Above one shelf hung a large blackboard that said “Organic” with a brief description of what the definition is. It said: Organic- made according to USDA organic standards with no pesticides, antibiotics or hormones. I would agree that this is a fair definition of what organic in this instance means.

However, what shocked me was that absolutely none of the foods I saw in this store had the USDA certified organic label on them. None of them even claimed to be organic on the label! This large blackboard (with the word displayed on it) did not denote the presence of any certified products at all!

It is possible that I overlooked one, but certainly all the brand names that I hear from my new pet parents were there and I saw them all. None were labeled ”organic” at all. I saw terms like natural and holistic, but no organic. So why did the blackboard imply that they are? I don’t really know. But my clients saw the board and assumed that what they were feeding was held to special standards.

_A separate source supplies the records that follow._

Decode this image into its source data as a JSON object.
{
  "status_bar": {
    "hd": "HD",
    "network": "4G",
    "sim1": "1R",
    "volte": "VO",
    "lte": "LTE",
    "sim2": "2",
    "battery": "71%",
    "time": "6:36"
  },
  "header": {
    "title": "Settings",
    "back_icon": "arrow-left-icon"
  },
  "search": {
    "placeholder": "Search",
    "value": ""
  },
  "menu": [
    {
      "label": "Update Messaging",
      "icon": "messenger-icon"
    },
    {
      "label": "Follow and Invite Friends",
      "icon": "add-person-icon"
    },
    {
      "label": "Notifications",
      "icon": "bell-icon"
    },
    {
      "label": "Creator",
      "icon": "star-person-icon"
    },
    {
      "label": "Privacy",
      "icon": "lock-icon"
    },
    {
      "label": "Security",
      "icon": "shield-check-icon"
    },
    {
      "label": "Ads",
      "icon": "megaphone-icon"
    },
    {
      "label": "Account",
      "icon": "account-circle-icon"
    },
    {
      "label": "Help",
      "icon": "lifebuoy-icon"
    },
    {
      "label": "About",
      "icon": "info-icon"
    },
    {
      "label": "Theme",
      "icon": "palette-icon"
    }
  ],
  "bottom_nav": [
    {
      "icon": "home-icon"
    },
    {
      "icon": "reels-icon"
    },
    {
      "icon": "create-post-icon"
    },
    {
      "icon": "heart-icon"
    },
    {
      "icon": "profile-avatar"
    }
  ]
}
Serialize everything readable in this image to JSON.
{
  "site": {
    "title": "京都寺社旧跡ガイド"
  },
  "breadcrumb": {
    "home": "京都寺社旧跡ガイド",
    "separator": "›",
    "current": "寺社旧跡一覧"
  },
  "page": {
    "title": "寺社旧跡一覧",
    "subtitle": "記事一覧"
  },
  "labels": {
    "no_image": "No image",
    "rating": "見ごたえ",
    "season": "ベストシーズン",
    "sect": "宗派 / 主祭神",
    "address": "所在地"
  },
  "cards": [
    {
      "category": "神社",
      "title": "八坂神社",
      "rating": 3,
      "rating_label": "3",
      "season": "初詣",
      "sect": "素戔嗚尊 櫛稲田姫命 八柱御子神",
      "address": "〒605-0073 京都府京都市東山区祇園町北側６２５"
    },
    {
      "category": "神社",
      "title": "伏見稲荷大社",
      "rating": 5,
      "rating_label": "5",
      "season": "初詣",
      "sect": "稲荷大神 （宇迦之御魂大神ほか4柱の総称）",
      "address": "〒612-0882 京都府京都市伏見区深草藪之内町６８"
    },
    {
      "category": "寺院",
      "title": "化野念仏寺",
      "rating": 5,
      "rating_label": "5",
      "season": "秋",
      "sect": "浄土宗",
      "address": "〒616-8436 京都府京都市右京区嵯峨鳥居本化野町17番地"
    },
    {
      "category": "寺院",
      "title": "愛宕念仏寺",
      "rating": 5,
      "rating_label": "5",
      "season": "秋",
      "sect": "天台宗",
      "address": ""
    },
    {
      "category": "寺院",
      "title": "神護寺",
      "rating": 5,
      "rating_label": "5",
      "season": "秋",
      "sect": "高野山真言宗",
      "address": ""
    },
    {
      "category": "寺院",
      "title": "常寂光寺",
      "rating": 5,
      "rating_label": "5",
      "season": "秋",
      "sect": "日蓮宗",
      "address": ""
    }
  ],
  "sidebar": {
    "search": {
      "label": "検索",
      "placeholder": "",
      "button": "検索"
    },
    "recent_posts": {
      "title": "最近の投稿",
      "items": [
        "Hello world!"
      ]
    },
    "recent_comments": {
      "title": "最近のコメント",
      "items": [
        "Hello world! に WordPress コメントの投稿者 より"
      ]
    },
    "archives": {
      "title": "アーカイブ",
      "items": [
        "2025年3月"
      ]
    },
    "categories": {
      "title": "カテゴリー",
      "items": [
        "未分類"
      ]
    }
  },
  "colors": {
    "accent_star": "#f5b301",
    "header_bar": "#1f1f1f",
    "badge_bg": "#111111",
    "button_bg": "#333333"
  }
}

When I got home, I contacted Rebecca Thompson at the USDA and she was extremely helpful to me. She provided a link to a presentation on the matter by Emily Rosen (also USDA) who provided a presentation on the topic of organics to AAFCO (Association of American Feed Control Officials). In her presentation (Aug 2013) she discusses the rigorous standards required by the USDA to allow the organic label on human food, but says that the pet food regulations are not specifically regulated. (Gasp!) She mentions that standards are being drafted for pet food regulations and I have contacted her to see if there are any changes I need to know about since that time. I have not heard back from her yet.

I guess it doesn’t matter at the moment because even the foods below the ORGANIC board at one of our local pet stores do not even have label claims. They are not breaking the law in any way. But I really want my clients and pet lovers everywhere to know what they are paying for. If you pay a lot for pet food, make sure that you know why.

At this time, it probably isn’t because it is organic.